Le mardi 21 juillet 2020, lorsque nous avons appris la démission du Commissaire du gouvernement (Procureur de la République), Me Jacques Lafontant, la première idée qui nous est venue à l’esprit est d’appeler un proche du chef de l’Etat, Jovenel Moïse, pour en savoir un peu plus. Mais, à notre grande surprise, à peine décroché, sans avoir le temps de faire nos salutations d’usage habituelles, notre interlocuteur nous lâche tout de go: «  Wi Jovenel gen yon pwoblèm ;  twòp mounn demisyone ; mwen konn se pou sa ou relem. » (Oui, Jovenel a un problème, il y a trop de personnes qui démissionnent ; je sais que c’est pour cela que tu m’appelles). Étonné, on est resté sans voix. C’était, en effet, le but de notre appel pour savoir comment le Palais juge ces démissions en cascade qui font couler beaucoup d’encre dans les rédactions, de salives et du bruit au sein de la République.

Car, ce mois de juillet 2020 est le mois de tous les records pour le Président de la République en matière de démission.
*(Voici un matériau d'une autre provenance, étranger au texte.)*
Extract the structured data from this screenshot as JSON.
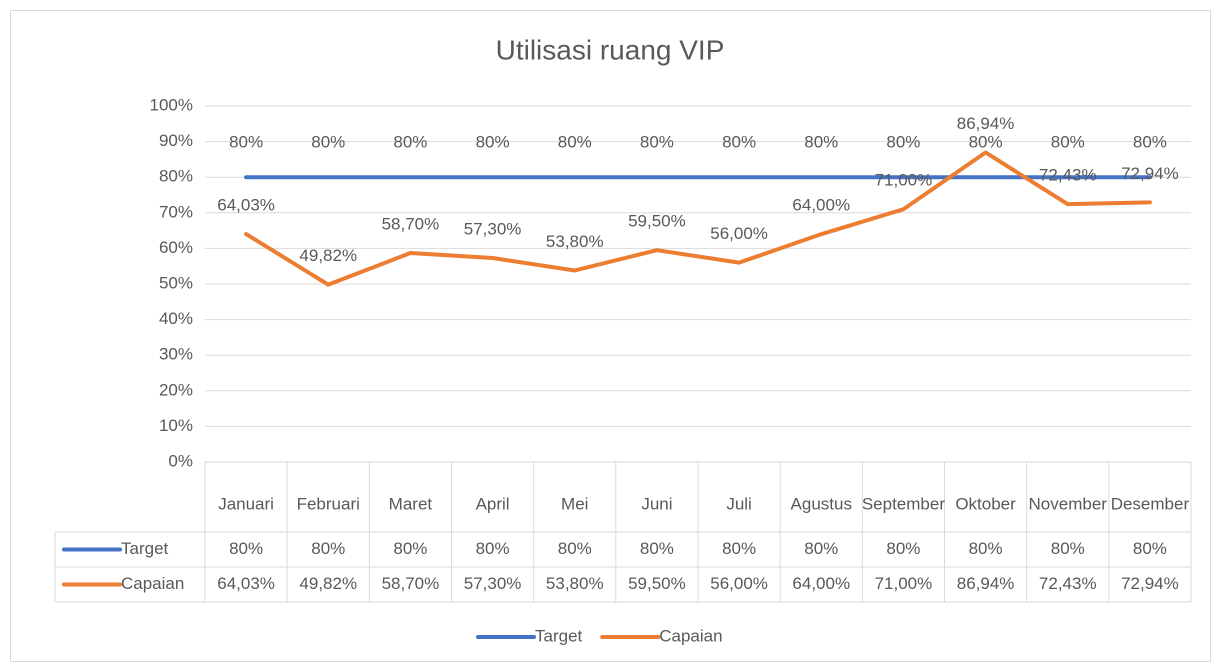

En l’espace de vingt jours, pas moins de trois hauts dignitaires du régime Tèt kale (PHTK) ont plié bagages et se sont jetés à l’eau sans même avoir eu le temps de prendre un canot de sauvetage. Le temps presse, semble-t-il. Outre ces proches du pouvoir qui préfèrent abandonner le navire pendant qu’il est encore temps, d’autres soutiens de toujours au système Martelly/Moïse ont eux aussi jugé plus prudent de prendre leur distance avec le locataire du Palais national. Finalement, d’après notre contact auprès de l’homme du Trou-du Nord, celui-ci a effectivement un gros problème à régler : rétablir au plus vite la confiance auprès de ses troupes s’il veut tenir le cap comme il le souhaite jusqu’au 7 février 2022. Mais, le Président doit aller vite car les éléments s’annoncent furieux avec le processus électoral qui va démarrer dans les semaines à venir avec la démission dans son ensemble des neuf Membres du Conseil Electoral Provisoire (CEP) le vendredi 24 juillet 2020.
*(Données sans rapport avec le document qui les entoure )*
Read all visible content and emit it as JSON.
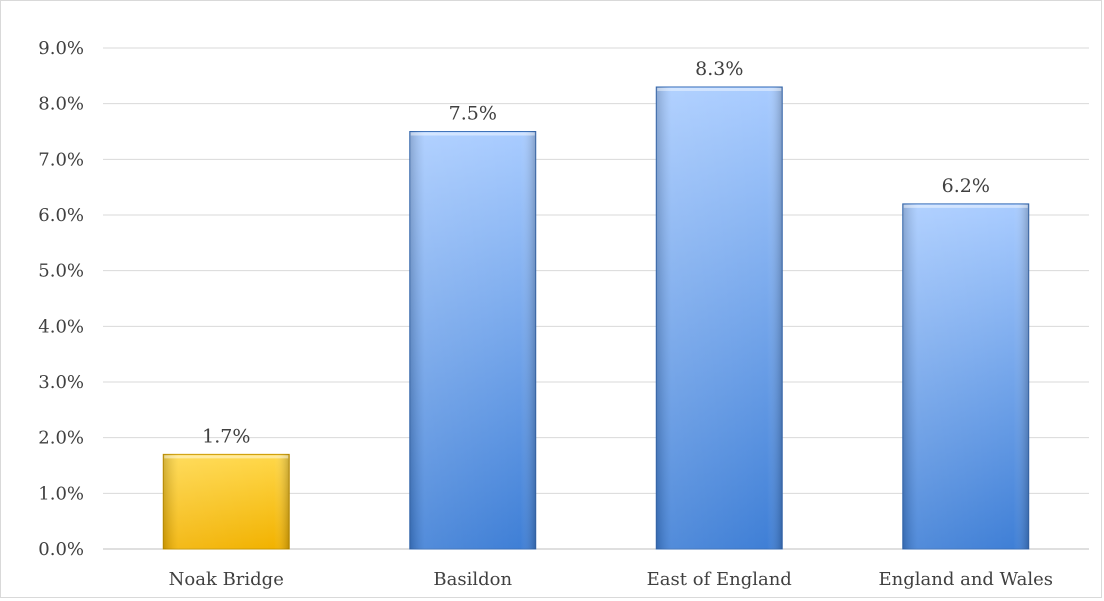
{
  "chart_data": {
    "type": "bar",
    "categories": [
      "Noak Bridge",
      "Basildon",
      "East of England",
      "England and Wales"
    ],
    "values": [
      1.7,
      7.5,
      8.3,
      6.2
    ],
    "value_format": "percent_one_decimal",
    "data_labels": [
      "1.7%",
      "7.5%",
      "8.3%",
      "6.2%"
    ],
    "y_ticks": [
      "0.0%",
      "1.0%",
      "2.0%",
      "3.0%",
      "4.0%",
      "5.0%",
      "6.0%",
      "7.0%",
      "8.0%",
      "9.0%"
    ],
    "ylim": [
      0,
      9
    ],
    "grid": true,
    "legend": "none",
    "title": "",
    "xlabel": "",
    "ylabel": "",
    "colors": {
      "highlight_top": "#ffd84a",
      "highlight_bottom": "#f2b200",
      "bar_top": "#a9ccff",
      "bar_bottom": "#3f7fd6",
      "gridline": "#d9d9d9",
      "axis": "#bfbfbf"
    },
    "highlight_index": 0
  }
}
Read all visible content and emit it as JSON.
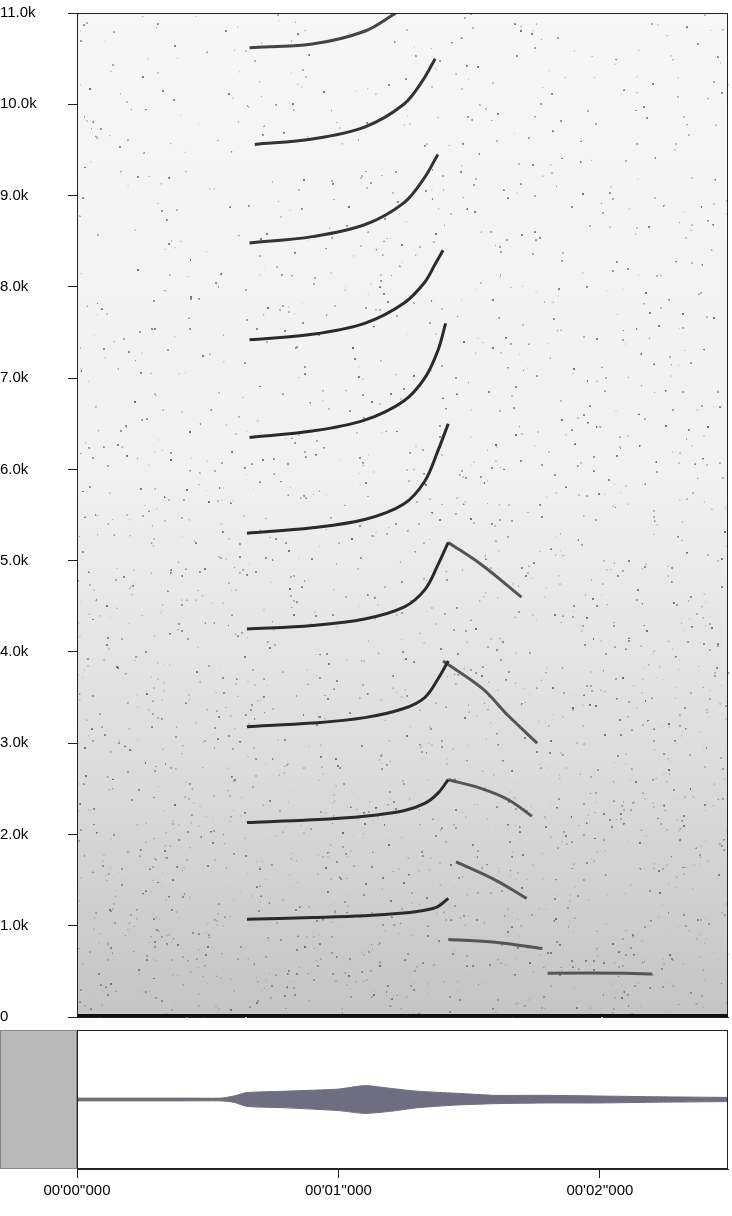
{
  "chart_data": [
    {
      "type": "line",
      "xlim": [
        0,
        2.49
      ],
      "ylim": [
        0,
        11000
      ],
      "yticks": [
        0,
        {
          "value": 1000,
          "label": "1.0k"
        },
        {
          "value": 2000,
          "label": "2.0k"
        },
        {
          "value": 3000,
          "label": "3.0k"
        },
        {
          "value": 4000,
          "label": "4.0k"
        },
        {
          "value": 5000,
          "label": "5.0k"
        },
        {
          "value": 6000,
          "label": "6.0k"
        },
        {
          "value": 7000,
          "label": "7.0k"
        },
        {
          "value": 8000,
          "label": "8.0k"
        },
        {
          "value": 9000,
          "label": "9.0k"
        },
        {
          "value": 10000,
          "label": "10.0k"
        },
        {
          "value": 11000,
          "label": "11.0k"
        }
      ],
      "tick_labels": "y",
      "grid": false,
      "series": [
        {
          "color": "#2a2a2a",
          "x": [
            0.65,
            0.9,
            1.1,
            1.25,
            1.33,
            1.38,
            1.42
          ],
          "values": [
            1070,
            1090,
            1110,
            1140,
            1170,
            1210,
            1300
          ]
        },
        {
          "color": "#2a2a2a",
          "x": [
            0.65,
            0.9,
            1.1,
            1.25,
            1.33,
            1.38,
            1.42
          ],
          "values": [
            2130,
            2160,
            2200,
            2260,
            2340,
            2450,
            2600
          ]
        },
        {
          "color": "#2a2a2a",
          "x": [
            0.65,
            0.9,
            1.1,
            1.25,
            1.33,
            1.38,
            1.42
          ],
          "values": [
            3180,
            3220,
            3280,
            3380,
            3500,
            3700,
            3900
          ]
        },
        {
          "color": "#2a2a2a",
          "x": [
            0.65,
            0.9,
            1.1,
            1.25,
            1.33,
            1.38,
            1.42
          ],
          "values": [
            4250,
            4290,
            4360,
            4490,
            4680,
            4950,
            5200
          ]
        },
        {
          "color": "#2a2a2a",
          "x": [
            0.65,
            0.9,
            1.1,
            1.25,
            1.33,
            1.38,
            1.42
          ],
          "values": [
            5300,
            5360,
            5450,
            5620,
            5870,
            6200,
            6500
          ]
        },
        {
          "color": "#2a2a2a",
          "x": [
            0.66,
            0.9,
            1.1,
            1.25,
            1.33,
            1.38,
            1.41
          ],
          "values": [
            6350,
            6420,
            6540,
            6750,
            7000,
            7300,
            7600
          ]
        },
        {
          "color": "#2a2a2a",
          "x": [
            0.66,
            0.9,
            1.1,
            1.25,
            1.33,
            1.37,
            1.4
          ],
          "values": [
            7420,
            7480,
            7600,
            7820,
            8050,
            8250,
            8400
          ]
        },
        {
          "color": "#333333",
          "x": [
            0.66,
            0.9,
            1.1,
            1.25,
            1.33,
            1.38
          ],
          "values": [
            8480,
            8550,
            8680,
            8920,
            9200,
            9450
          ]
        },
        {
          "color": "#333333",
          "x": [
            0.68,
            0.9,
            1.1,
            1.25,
            1.32,
            1.37
          ],
          "values": [
            9560,
            9620,
            9750,
            10000,
            10250,
            10500
          ]
        },
        {
          "color": "#444444",
          "x": [
            0.66,
            0.9,
            1.1,
            1.22
          ],
          "values": [
            10620,
            10660,
            10800,
            11000
          ]
        },
        {
          "color": "#555555",
          "x": [
            1.42,
            1.55,
            1.65,
            1.74
          ],
          "values": [
            2600,
            2500,
            2380,
            2200
          ]
        },
        {
          "color": "#555555",
          "x": [
            1.4,
            1.55,
            1.65,
            1.76
          ],
          "values": [
            3900,
            3600,
            3300,
            3000
          ]
        },
        {
          "color": "#555555",
          "x": [
            1.42,
            1.55,
            1.7
          ],
          "values": [
            5200,
            4950,
            4600
          ]
        },
        {
          "color": "#555555",
          "x": [
            1.45,
            1.6,
            1.72
          ],
          "values": [
            1700,
            1500,
            1300
          ]
        },
        {
          "color": "#555555",
          "x": [
            1.42,
            1.6,
            1.78
          ],
          "values": [
            850,
            820,
            750
          ]
        },
        {
          "color": "#555555",
          "x": [
            1.8,
            2.1,
            2.2
          ],
          "values": [
            480,
            480,
            470
          ]
        }
      ]
    },
    {
      "type": "area",
      "xlim": [
        0,
        2.49
      ],
      "xticks": [
        {
          "value": 0,
          "label": "00'00''000"
        },
        {
          "value": 1,
          "label": "00'01''000"
        },
        {
          "value": 2,
          "label": "00'02''000"
        }
      ],
      "ylim": [
        -1,
        1
      ],
      "tick_labels": "x",
      "grid": false,
      "series": [
        {
          "color": "#6e6e80",
          "x": [
            0,
            0.2,
            0.4,
            0.55,
            0.6,
            0.65,
            0.8,
            1.0,
            1.1,
            1.2,
            1.3,
            1.45,
            1.6,
            1.8,
            2.0,
            2.2,
            2.49
          ],
          "values": [
            0.02,
            0.02,
            0.02,
            0.02,
            0.05,
            0.1,
            0.12,
            0.15,
            0.2,
            0.16,
            0.12,
            0.09,
            0.06,
            0.06,
            0.05,
            0.04,
            0.03
          ]
        },
        {
          "color": "#6e6e80",
          "x": [
            0,
            0.2,
            0.4,
            0.55,
            0.6,
            0.65,
            0.8,
            1.0,
            1.1,
            1.2,
            1.3,
            1.45,
            1.6,
            1.8,
            2.0,
            2.2,
            2.49
          ],
          "values": [
            -0.02,
            -0.02,
            -0.02,
            -0.02,
            -0.04,
            -0.1,
            -0.12,
            -0.16,
            -0.2,
            -0.17,
            -0.12,
            -0.08,
            -0.06,
            -0.05,
            -0.05,
            -0.04,
            -0.03
          ]
        }
      ]
    }
  ]
}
Pour autant, dans cette affaire de démission en série, les observateurs ont tout intérêt à être prudents dans leurs commentaires pour ne pas tomber dans les pièges des protagonistes. Si naturellement le départ de ces gens qui adulaient le Président Jovenel Moïse il y a quelques jours encore fait sensation et conforte la position de l’opposition politique à l’ancien dauphin  de l’ex-Président Michel Martelly, il faut garder la tête froide et surtout chercher à comprendre les raisons de ces départs qui, en vérité, peuvent  être  des fuites en avant  pour la plupart. Tout le monde a constaté que le musicien devenu sénateur de l’Artibonite grâce au soutien et l’appui du sénateur Youri Latortue et de Jovenel Moïse, Garcia Delva, a lui aussi prétendu se retirer du camp des alliés du chef de l’Etat. Le sénateur n’a pas vraiment donné de motifs satisfaisants qui le motivent non pas à passer dans l’opposition mais à prendre un peu de recul, sans doute le temps que le Président satisfait ses sollicitations.
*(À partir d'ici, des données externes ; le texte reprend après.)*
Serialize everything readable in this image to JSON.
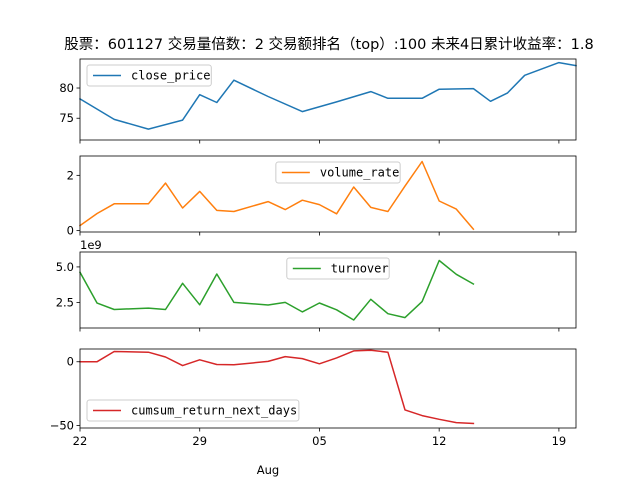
{
  "chart_data": {
    "type": "line",
    "title": "股票：601127  交易量倍数：2 交易额排名（top）:100 未来4日累计收益率：1.8",
    "xlabel": "Aug",
    "x": [
      "2020-07-22",
      "2020-07-23",
      "2020-07-24",
      "2020-07-25",
      "2020-07-26",
      "2020-07-27",
      "2020-07-28",
      "2020-07-29",
      "2020-07-30",
      "2020-07-31",
      "2020-08-01",
      "2020-08-02",
      "2020-08-03",
      "2020-08-04",
      "2020-08-05",
      "2020-08-06",
      "2020-08-07",
      "2020-08-08",
      "2020-08-09",
      "2020-08-10",
      "2020-08-11",
      "2020-08-12",
      "2020-08-13",
      "2020-08-14",
      "2020-08-15",
      "2020-08-16",
      "2020-08-17",
      "2020-08-18",
      "2020-08-19",
      "2020-08-20"
    ],
    "x_ticks": [
      {
        "date": "2020-07-22",
        "label": "22"
      },
      {
        "date": "2020-07-29",
        "label": "29"
      },
      {
        "date": "2020-08-05",
        "label": "05"
      },
      {
        "date": "2020-08-12",
        "label": "12"
      },
      {
        "date": "2020-08-19",
        "label": "19"
      }
    ],
    "panels": [
      {
        "name": "close_price",
        "color": "#1f77b4",
        "legend": "upper left",
        "ylim": [
          71.4,
          84.8
        ],
        "yticks": [
          75,
          80
        ],
        "ytick_labels": [
          "75",
          "80"
        ],
        "offset_label": "",
        "points": [
          [
            "2020-07-22",
            78.2
          ],
          [
            "2020-07-24",
            74.8
          ],
          [
            "2020-07-26",
            73.2
          ],
          [
            "2020-07-28",
            74.7
          ],
          [
            "2020-07-29",
            78.9
          ],
          [
            "2020-07-30",
            77.6
          ],
          [
            "2020-07-31",
            81.3
          ],
          [
            "2020-08-02",
            78.6
          ],
          [
            "2020-08-04",
            76.1
          ],
          [
            "2020-08-06",
            77.7
          ],
          [
            "2020-08-08",
            79.4
          ],
          [
            "2020-08-09",
            78.3
          ],
          [
            "2020-08-11",
            78.3
          ],
          [
            "2020-08-12",
            79.8
          ],
          [
            "2020-08-14",
            79.9
          ],
          [
            "2020-08-15",
            77.8
          ],
          [
            "2020-08-16",
            79.2
          ],
          [
            "2020-08-17",
            82.1
          ],
          [
            "2020-08-19",
            84.2
          ],
          [
            "2020-08-20",
            83.7
          ]
        ]
      },
      {
        "name": "volume_rate",
        "color": "#ff7f0e",
        "legend": "upper center",
        "ylim": [
          -0.05,
          2.7
        ],
        "yticks": [
          0,
          2
        ],
        "ytick_labels": [
          "0",
          "2"
        ],
        "offset_label": "",
        "points": [
          [
            "2020-07-22",
            0.18
          ],
          [
            "2020-07-23",
            0.62
          ],
          [
            "2020-07-24",
            0.97
          ],
          [
            "2020-07-26",
            0.97
          ],
          [
            "2020-07-27",
            1.72
          ],
          [
            "2020-07-28",
            0.82
          ],
          [
            "2020-07-29",
            1.42
          ],
          [
            "2020-07-30",
            0.73
          ],
          [
            "2020-07-31",
            0.69
          ],
          [
            "2020-08-02",
            1.05
          ],
          [
            "2020-08-03",
            0.76
          ],
          [
            "2020-08-04",
            1.1
          ],
          [
            "2020-08-05",
            0.94
          ],
          [
            "2020-08-06",
            0.61
          ],
          [
            "2020-08-07",
            1.58
          ],
          [
            "2020-08-08",
            0.84
          ],
          [
            "2020-08-09",
            0.69
          ],
          [
            "2020-08-10",
            1.61
          ],
          [
            "2020-08-11",
            2.5
          ],
          [
            "2020-08-12",
            1.07
          ],
          [
            "2020-08-13",
            0.78
          ],
          [
            "2020-08-14",
            0.05
          ]
        ]
      },
      {
        "name": "turnover",
        "color": "#2ca02c",
        "legend": "upper center",
        "ylim": [
          0.7,
          6.05
        ],
        "yticks": [
          2.5,
          5.0
        ],
        "ytick_labels": [
          "2.5",
          "5.0"
        ],
        "offset_label": "1e9",
        "points": [
          [
            "2020-07-22",
            4.62
          ],
          [
            "2020-07-23",
            2.45
          ],
          [
            "2020-07-24",
            2.0
          ],
          [
            "2020-07-26",
            2.1
          ],
          [
            "2020-07-27",
            2.0
          ],
          [
            "2020-07-28",
            3.85
          ],
          [
            "2020-07-29",
            2.33
          ],
          [
            "2020-07-30",
            4.5
          ],
          [
            "2020-07-31",
            2.5
          ],
          [
            "2020-08-02",
            2.32
          ],
          [
            "2020-08-03",
            2.5
          ],
          [
            "2020-08-04",
            1.83
          ],
          [
            "2020-08-05",
            2.46
          ],
          [
            "2020-08-06",
            1.98
          ],
          [
            "2020-08-07",
            1.26
          ],
          [
            "2020-08-08",
            2.72
          ],
          [
            "2020-08-09",
            1.71
          ],
          [
            "2020-08-10",
            1.43
          ],
          [
            "2020-08-11",
            2.56
          ],
          [
            "2020-08-12",
            5.45
          ],
          [
            "2020-08-13",
            4.48
          ],
          [
            "2020-08-14",
            3.8
          ]
        ]
      },
      {
        "name": "cumsum_return_next_days",
        "color": "#d62728",
        "legend": "lower left",
        "ylim": [
          -52,
          10
        ],
        "yticks": [
          -50,
          0
        ],
        "ytick_labels": [
          "−50",
          "0"
        ],
        "offset_label": "",
        "points": [
          [
            "2020-07-22",
            0.0
          ],
          [
            "2020-07-23",
            0.0
          ],
          [
            "2020-07-24",
            8.0
          ],
          [
            "2020-07-26",
            7.5
          ],
          [
            "2020-07-27",
            3.7
          ],
          [
            "2020-07-28",
            -3.0
          ],
          [
            "2020-07-29",
            1.5
          ],
          [
            "2020-07-30",
            -2.2
          ],
          [
            "2020-07-31",
            -2.4
          ],
          [
            "2020-08-02",
            0.3
          ],
          [
            "2020-08-03",
            4.0
          ],
          [
            "2020-08-04",
            2.5
          ],
          [
            "2020-08-05",
            -1.6
          ],
          [
            "2020-08-06",
            3.0
          ],
          [
            "2020-08-07",
            8.5
          ],
          [
            "2020-08-08",
            9.0
          ],
          [
            "2020-08-09",
            7.5
          ],
          [
            "2020-08-10",
            -37.8
          ],
          [
            "2020-08-11",
            -42.3
          ],
          [
            "2020-08-12",
            -45.2
          ],
          [
            "2020-08-13",
            -47.8
          ],
          [
            "2020-08-14",
            -48.5
          ]
        ]
      }
    ]
  }
}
Ce qu’il ne faut pas oublier en Haïti et surtout depuis l’avènement des régimes dits démocratiques dans ce pays, c’est que ce sont les parlementaires qui forment les gouvernements et nomment les principaux Directeurs généraux et autres hauts dignitaires dans les Administrations publiques et entités autonomes de l’Etat. Avant la proclamation de la caducité du Parlement par le Président Jovenel Moïse en janvier 2020, la quasi-totalité des Directeurs généraux étaient proposés par les sénateurs et les députés afin de pouvoir voter la Déclaration de politique générale des Premiers ministres dans les deux Chambres. De Jack Guy Lafontant à Jean Henry Céant, l’on était dans cette configuration politique où le chef de l’Etat, pour arriver à imposer un chef de gouvernement, avait accepté les caprices des élus du Bicentenaire (Parlement). Or, une fois nommés, les différents protégés des parlementaires ne faisaient qu’à leur tête et ne rendaient compte qu’à ceux qui les ont faits Princes ou Princesses dans leurs fiefs et le Président et les Premiers ministres ne faisaient qu’encaisser les coups sans pouvoir rien dire sous peine de brouille avec ces députés et sénateurs tout puissants.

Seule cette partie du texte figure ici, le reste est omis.